Updated 2019-06-02

Run Comsol on the Cluster - Batch Mode

Overview

  • There are a couple general parts to the Comsol Workflow:
    • Make model in gui / import model
    • Solve interactively (gui) or in batch mode
    • Analyze results
  • This guide will focus on how to solve models using batch mode. This is especially helpful if you want to solve multiple models at once
  • Important: models imported from windows may have binarys that dont work on the cluster. Make sure models are .mph not .mphbin, or just make them on the cluster using comsol interactively.

Set up Storage for Comsol

Danger

IMPORTANT: Comsol uses a hidden directory ~/.comsol that resides in your home directory to store configuration and temporary files.

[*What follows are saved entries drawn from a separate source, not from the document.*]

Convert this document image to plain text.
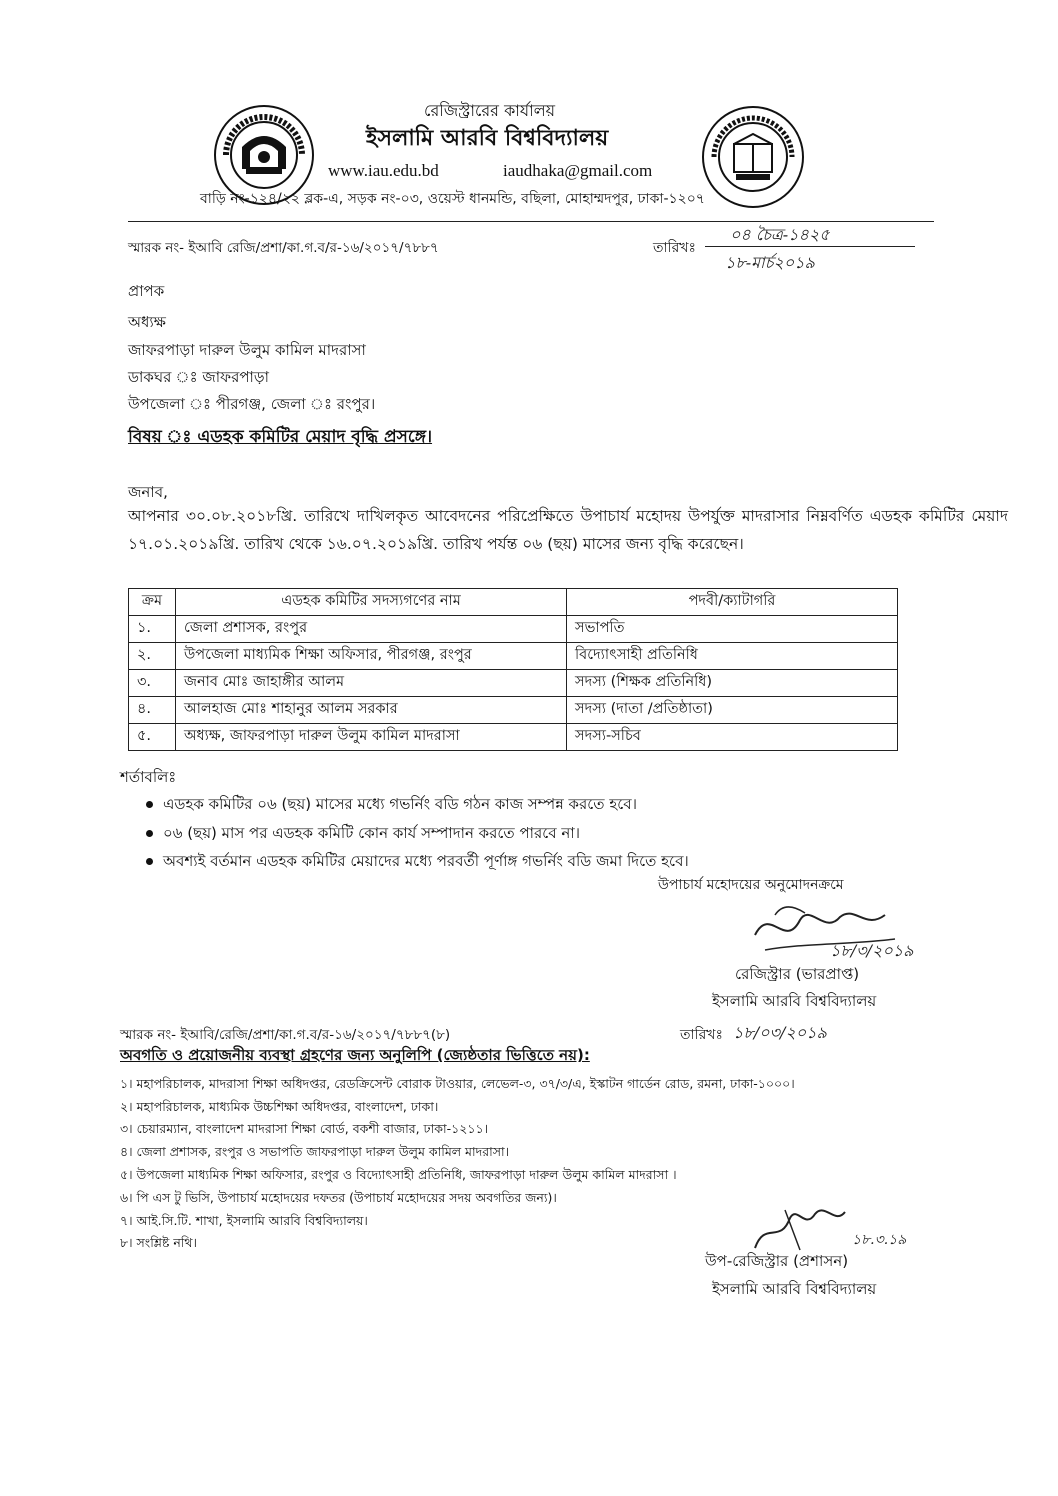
রেজিস্ট্রারের কার্যালয়
ইসলামি আরবি বিশ্ববিদ্যালয়
www.iau.edu.bd	iaudhaka@gmail.com
বাড়ি নং-১২৪/২২ ব্লক-এ, সড়ক নং-০৩, ওয়েস্ট ধানমন্ডি, বছিলা, মোহাম্মদপুর, ঢাকা-১২০৭
স্মারক নং- ইআবি রেজি/প্রশা/কা.গ.ব/র-১৬/২০১৭/৭৮৮৭	তারিখঃ
০৪ চৈত্র-১৪২৫
১৮-মার্চ২০১৯
প্রাপক
অধ্যক্ষ
জাফরপাড়া দারুল উলুম কামিল মাদরাসা
ডাকঘর ঃ জাফরপাড়া
উপজেলা ঃ পীরগঞ্জ, জেলা ঃ রংপুর।
বিষয় ঃ এডহক কমিটির মেয়াদ বৃদ্ধি প্রসঙ্গে।
জনাব,
আপনার ৩০.০৮.২০১৮খ্রি. তারিখে দাখিলকৃত আবেদনের পরিপ্রেক্ষিতে উপাচার্য মহোদয় উপর্যুক্ত মাদরাসার নিম্নবর্ণিত এডহক কমিটির মেয়াদ ১৭.০১.২০১৯খ্রি. তারিখ থেকে ১৬.০৭.২০১৯খ্রি. তারিখ পর্যন্ত ০৬ (ছয়) মাসের জন্য বৃদ্ধি করেছেন।
ক্রম	এডহক কমিটির সদস্যগণের নাম	পদবী/ক্যাটাগরি
১.	জেলা প্রশাসক, রংপুর	সভাপতি
২.	উপজেলা মাধ্যমিক শিক্ষা অফিসার, পীরগঞ্জ, রংপুর	বিদ্যোৎসাহী প্রতিনিধি
৩.	জনাব মোঃ জাহাঙ্গীর আলম	সদস্য (শিক্ষক প্রতিনিধি)
৪.	আলহাজ মোঃ শাহানুর আলম সরকার	সদস্য (দাতা /প্রতিষ্ঠাতা)
৫.	অধ্যক্ষ, জাফরপাড়া দারুল উলুম কামিল মাদরাসা	সদস্য-সচিব
শর্তাবলিঃ
এডহক কমিটির ০৬ (ছয়) মাসের মধ্যে গভর্নিং বডি গঠন কাজ সম্পন্ন করতে হবে।
০৬ (ছয়) মাস পর এডহক কমিটি কোন কার্য সম্পাদান করতে পারবে না।
অবশ্যই বর্তমান এডহক কমিটির মেয়াদের মধ্যে পরবর্তী পূর্ণাঙ্গ গভর্নিং বডি জমা দিতে হবে।
উপাচার্য মহোদয়ের অনুমোদনক্রমে
১৮/৩/২০১৯
রেজিস্ট্রার (ভারপ্রাপ্ত)
ইসলামি আরবি বিশ্ববিদ্যালয়
স্মারক নং- ইআবি/রেজি/প্রশা/কা.গ.ব/র-১৬/২০১৭/৭৮৮৭(৮)	তারিখঃ ১৮/০৩/২০১৯
অবগতি ও প্রয়োজনীয় ব্যবস্থা গ্রহণের জন্য অনুলিপি (জ্যেষ্ঠতার ভিত্তিতে নয়):
১। মহাপরিচালক, মাদরাসা শিক্ষা অধিদপ্তর, রেডক্রিসেন্ট বোরাক টাওয়ার, লেভেল-৩, ৩৭/৩/এ, ইস্কাটন গার্ডেন রোড, রমনা, ঢাকা-১০০০।
২। মহাপরিচালক, মাধ্যমিক উচ্চশিক্ষা অধিদপ্তর, বাংলাদেশ, ঢাকা।
৩। চেয়ারম্যান, বাংলাদেশ মাদরাসা শিক্ষা বোর্ড, বকশী বাজার, ঢাকা-১২১১।
৪। জেলা প্রশাসক, রংপুর ও সভাপতি জাফরপাড়া দারুল উলুম কামিল মাদরাসা।
৫। উপজেলা মাধ্যমিক শিক্ষা অফিসার, রংপুর ও বিদ্যোৎসাহী প্রতিনিধি, জাফরপাড়া দারুল উলুম কামিল মাদরাসা ।
৬। পি এস টু ভিসি, উপাচার্য মহোদয়ের দফতর (উপাচার্য মহোদয়ের সদয় অবগতির জন্য)।
৭। আই.সি.টি. শাখা, ইসলামি আরবি বিশ্ববিদ্যালয়।
৮। সংশ্লিষ্ট নথি।	১৮.৩.১৯
উপ-রেজিস্ট্রার (প্রশাসন)
ইসলামি আরবি বিশ্ববিদ্যালয়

  • Since the home dir size is only 5gb, this storage may cause a quota exceeded error, and since its a hidden file (/.), it may look like there is nothing in your home dir.
  • Solution: Move the ~/.comsol file to your ~/data dir and link it to the old location.
cd ~
mv .comsol ~/data
ln -s ~/data/.comsol

#Check to make sure everything worked

ls -ld ~/.comsol

#Should display:
# lrwxrwxrwx 1 <username> <group> <data> /nv/hp16/<username>/.comsol -> /nv/hp16/username/data/.comsol

Warning

We strongly recommend you create models on the cluster. If a model is created in windows, the binary of the model will not work on the cluster (linux).

  • If you are a researcher use the -research versions of Comsol, otherwise for things like class, use the non-research version.
  • Make sure you load matlab and then comsol in your PBS Script, using
    module load <matlab version> <comsol version>. Find available versions with module avail comsol.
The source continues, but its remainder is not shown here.